I agree with what both Scott and Heather said. I admire TO more for admitting that parts of the story is fictional. It did make it at times harder for me to read, however, like Heather said stories need to be relate-able and sometimes in order to make things relate-able they need to have some fictional details. At the same time, war is an awful experience that lives with you your entire life. I think that "telling" the story is often a way to deal with that traumatic experience. I recalled a time when my grandfather, who fought in WWII, called all of the grandchildren and all of his children together and told us his story of his time in the war. Listening to him retell of his experience, I could see him kind of drift away and realized that he was probably there and reliving it as he was telling it. It made me both sad and proud at the same time. Sad because he had this experience in his life that he would always live with and proud, because, he had persevered and is living a full life because of it.

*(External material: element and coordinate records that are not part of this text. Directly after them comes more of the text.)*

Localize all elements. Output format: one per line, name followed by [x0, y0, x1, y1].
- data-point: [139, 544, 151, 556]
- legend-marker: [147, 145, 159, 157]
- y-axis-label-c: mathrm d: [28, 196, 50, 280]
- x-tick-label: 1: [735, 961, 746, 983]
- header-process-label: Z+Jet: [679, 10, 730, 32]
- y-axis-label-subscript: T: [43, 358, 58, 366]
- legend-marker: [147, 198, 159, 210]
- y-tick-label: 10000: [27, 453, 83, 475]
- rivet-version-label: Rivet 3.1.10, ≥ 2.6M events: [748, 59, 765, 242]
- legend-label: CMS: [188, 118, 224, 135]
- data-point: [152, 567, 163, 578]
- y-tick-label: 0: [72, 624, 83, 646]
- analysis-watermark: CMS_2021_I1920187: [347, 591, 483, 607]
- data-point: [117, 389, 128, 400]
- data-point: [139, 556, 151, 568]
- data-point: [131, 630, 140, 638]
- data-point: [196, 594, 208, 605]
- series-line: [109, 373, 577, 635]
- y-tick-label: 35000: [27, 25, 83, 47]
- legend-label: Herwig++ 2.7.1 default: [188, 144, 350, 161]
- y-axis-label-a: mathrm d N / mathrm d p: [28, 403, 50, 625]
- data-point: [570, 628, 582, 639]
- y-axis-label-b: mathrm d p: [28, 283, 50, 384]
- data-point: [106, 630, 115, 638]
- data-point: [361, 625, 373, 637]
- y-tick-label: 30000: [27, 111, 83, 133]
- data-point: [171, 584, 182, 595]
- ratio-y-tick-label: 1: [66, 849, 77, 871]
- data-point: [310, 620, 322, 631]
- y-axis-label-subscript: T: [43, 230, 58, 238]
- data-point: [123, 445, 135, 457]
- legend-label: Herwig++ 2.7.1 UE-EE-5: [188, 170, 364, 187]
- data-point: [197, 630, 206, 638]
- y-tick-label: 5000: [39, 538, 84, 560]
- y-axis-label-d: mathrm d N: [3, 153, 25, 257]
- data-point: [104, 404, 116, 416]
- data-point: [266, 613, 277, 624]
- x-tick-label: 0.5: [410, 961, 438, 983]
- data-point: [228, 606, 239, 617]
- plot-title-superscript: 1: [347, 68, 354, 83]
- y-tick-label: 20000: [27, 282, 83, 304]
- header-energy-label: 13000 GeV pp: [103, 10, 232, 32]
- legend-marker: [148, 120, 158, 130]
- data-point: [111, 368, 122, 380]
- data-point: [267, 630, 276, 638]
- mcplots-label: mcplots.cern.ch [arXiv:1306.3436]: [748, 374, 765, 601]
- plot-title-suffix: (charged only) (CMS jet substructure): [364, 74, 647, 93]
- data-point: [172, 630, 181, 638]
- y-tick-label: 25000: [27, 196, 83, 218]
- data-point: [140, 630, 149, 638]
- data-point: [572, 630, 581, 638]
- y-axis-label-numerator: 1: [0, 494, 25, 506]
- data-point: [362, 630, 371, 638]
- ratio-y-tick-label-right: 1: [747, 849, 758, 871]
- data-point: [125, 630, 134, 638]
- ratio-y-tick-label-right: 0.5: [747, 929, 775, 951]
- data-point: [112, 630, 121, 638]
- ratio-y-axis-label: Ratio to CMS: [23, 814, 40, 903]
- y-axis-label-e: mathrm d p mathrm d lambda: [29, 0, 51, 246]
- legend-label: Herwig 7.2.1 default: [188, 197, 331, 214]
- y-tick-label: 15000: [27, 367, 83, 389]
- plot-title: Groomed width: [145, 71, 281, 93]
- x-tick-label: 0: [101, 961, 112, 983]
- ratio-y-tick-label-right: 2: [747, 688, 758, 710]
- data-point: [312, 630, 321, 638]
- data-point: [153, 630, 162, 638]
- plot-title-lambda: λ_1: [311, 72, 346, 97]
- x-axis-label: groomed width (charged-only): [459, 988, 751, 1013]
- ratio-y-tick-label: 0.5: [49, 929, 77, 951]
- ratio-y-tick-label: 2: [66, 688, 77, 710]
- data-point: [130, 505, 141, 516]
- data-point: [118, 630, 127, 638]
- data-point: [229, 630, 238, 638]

ReplyDeleteIn addition to my other post. After watching and reading the links provided, I think the my lai massacre was the most heart wretching to watch. Seeing all the of the children and women that were killed brought to the forefront the idea that their are many victims of war that we never hear about. I think we sometimes forget that their others that are affected by wars than the soldiers fighting it. The soldiers deserve our respect but sometimes we forget the innocents whose whole lives can be ruined because they live in the wrong place at the wrong time.

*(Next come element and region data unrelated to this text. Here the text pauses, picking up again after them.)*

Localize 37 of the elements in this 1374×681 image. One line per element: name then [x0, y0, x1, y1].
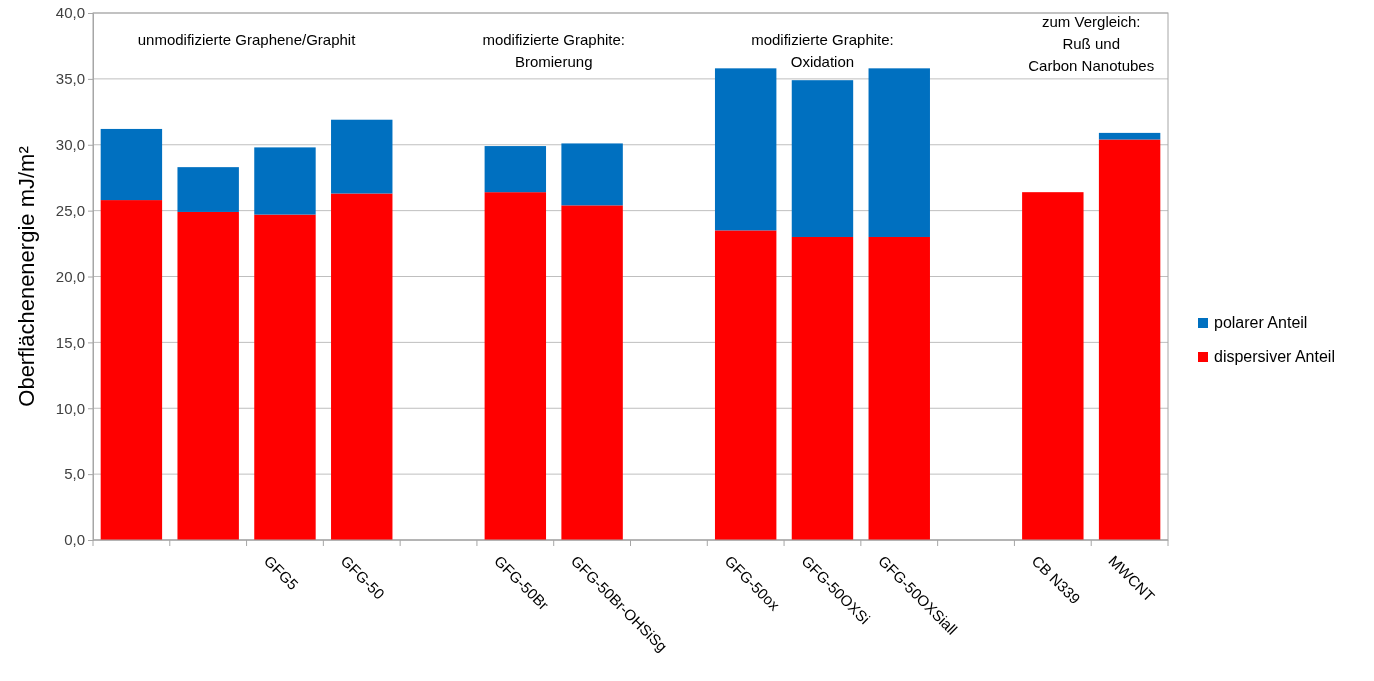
y-tick-label: 0,0: [64, 531, 85, 549]
annotation: modifizierte Graphite: Bromierung: [482, 31, 625, 70]
bar: [1022, 192, 1084, 540]
annotation: zum Vergleich: Ruß und Carbon Nanotubes: [1028, 13, 1155, 74]
y-tick-label: 5,0: [64, 465, 85, 483]
y-tick-label: 35,0: [55, 70, 85, 88]
bar: [177, 167, 239, 212]
bar: [791, 236, 854, 540]
bar: [484, 146, 547, 193]
y-tick-label: 25,0: [55, 201, 85, 219]
y-tick-label: 15,0: [55, 333, 85, 351]
y-tick-label: 40,0: [55, 4, 85, 22]
y-tick-label: 30,0: [55, 136, 85, 154]
legend-label: polarer Anteil: [1214, 314, 1308, 331]
bar: [1098, 139, 1161, 540]
bar: [100, 128, 163, 201]
y-tick-label: 10,0: [55, 399, 85, 417]
bar: [331, 193, 393, 540]
annotation: unmodifizierte Graphene/Graphit: [137, 31, 357, 48]
y-tick-label: 20,0: [55, 267, 85, 285]
annotation: modifizierte Graphite: Oxidation: [751, 31, 894, 70]
bar: [484, 192, 547, 540]
bar: [254, 147, 316, 215]
bar: [714, 68, 777, 231]
legend-label: dispersiver Anteil: [1214, 348, 1335, 365]
bar: [1098, 132, 1161, 140]
bar: [714, 230, 777, 540]
bar: [561, 143, 623, 206]
bar: [561, 205, 623, 540]
bar: [868, 68, 930, 237]
bar: [868, 236, 930, 540]
bar: [177, 211, 239, 540]
bar: [254, 214, 316, 540]
bar: [100, 200, 163, 540]
y-axis-title: Oberflächenenergie mJ/m²: [14, 146, 39, 407]
bar: [331, 119, 393, 194]
bar: [791, 80, 854, 237]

ReplyDeleteThe first thing I noticed was the need to go back and visit where they once fought. Tim O’Brien has written about going back (part true and others not), while Jack Smith spoke about his trip back. I also notice that both men talked about going a little insane while being at war. Neither man, to me, really felt comfortable with what they had done and what they went through. They have an understanding, but not really an approval. I could imagine the two of them sitting together telling stories, nodding with understanding as Emily has mentioned she has observed.
ReplyDeleteI think that storytelling is like therapy. Whether you are a veteran talking about the tough times you lived through in a time of war, or a teacher talking about a rough day at work with a particular troublesome child, storytelling can do wonders. Sometimes when you are trying to get your point across you smudge the truth, but really your just helping others understand what you were feeling. Often when we are telling stories that are hard for us to talk about, we (as in people) just want someone to understand our feelings, not really understand the situation. I think that when a situation is emotional, crafting a story is often the best way to get your point across.
For me, the most potent of the four was the video with Vietnam veteran, Jack Smith. While the video with TO included horrific images of My Lai, TO’s secondhand account of the actual My Lai massacre did not cause as strong of an emotional connection as the telling of Mr. Smith’s firsthand account of his experience in an ambush that killed many. TO’s video account seemed to be more like a commentary of understanding than a telling of a personal experience.
ReplyDeleteLike Kari stated, stories are told from a perspective. I feel that the perspective of a story affects the way we take in a story, how we emotionally connect to it. In The Things We Carried, when TO tells his stories we feel emotionally invested in them; we feel the pain of his experience through his stories. I do not think this connection would have come across as strong without the right perspective. By telling his stories through his own perspective, TO lends “truth” to them for the reader so we may make those connections. Without this connection, I feel that stories just end up being puzzle pieces that we are unsure how to put together.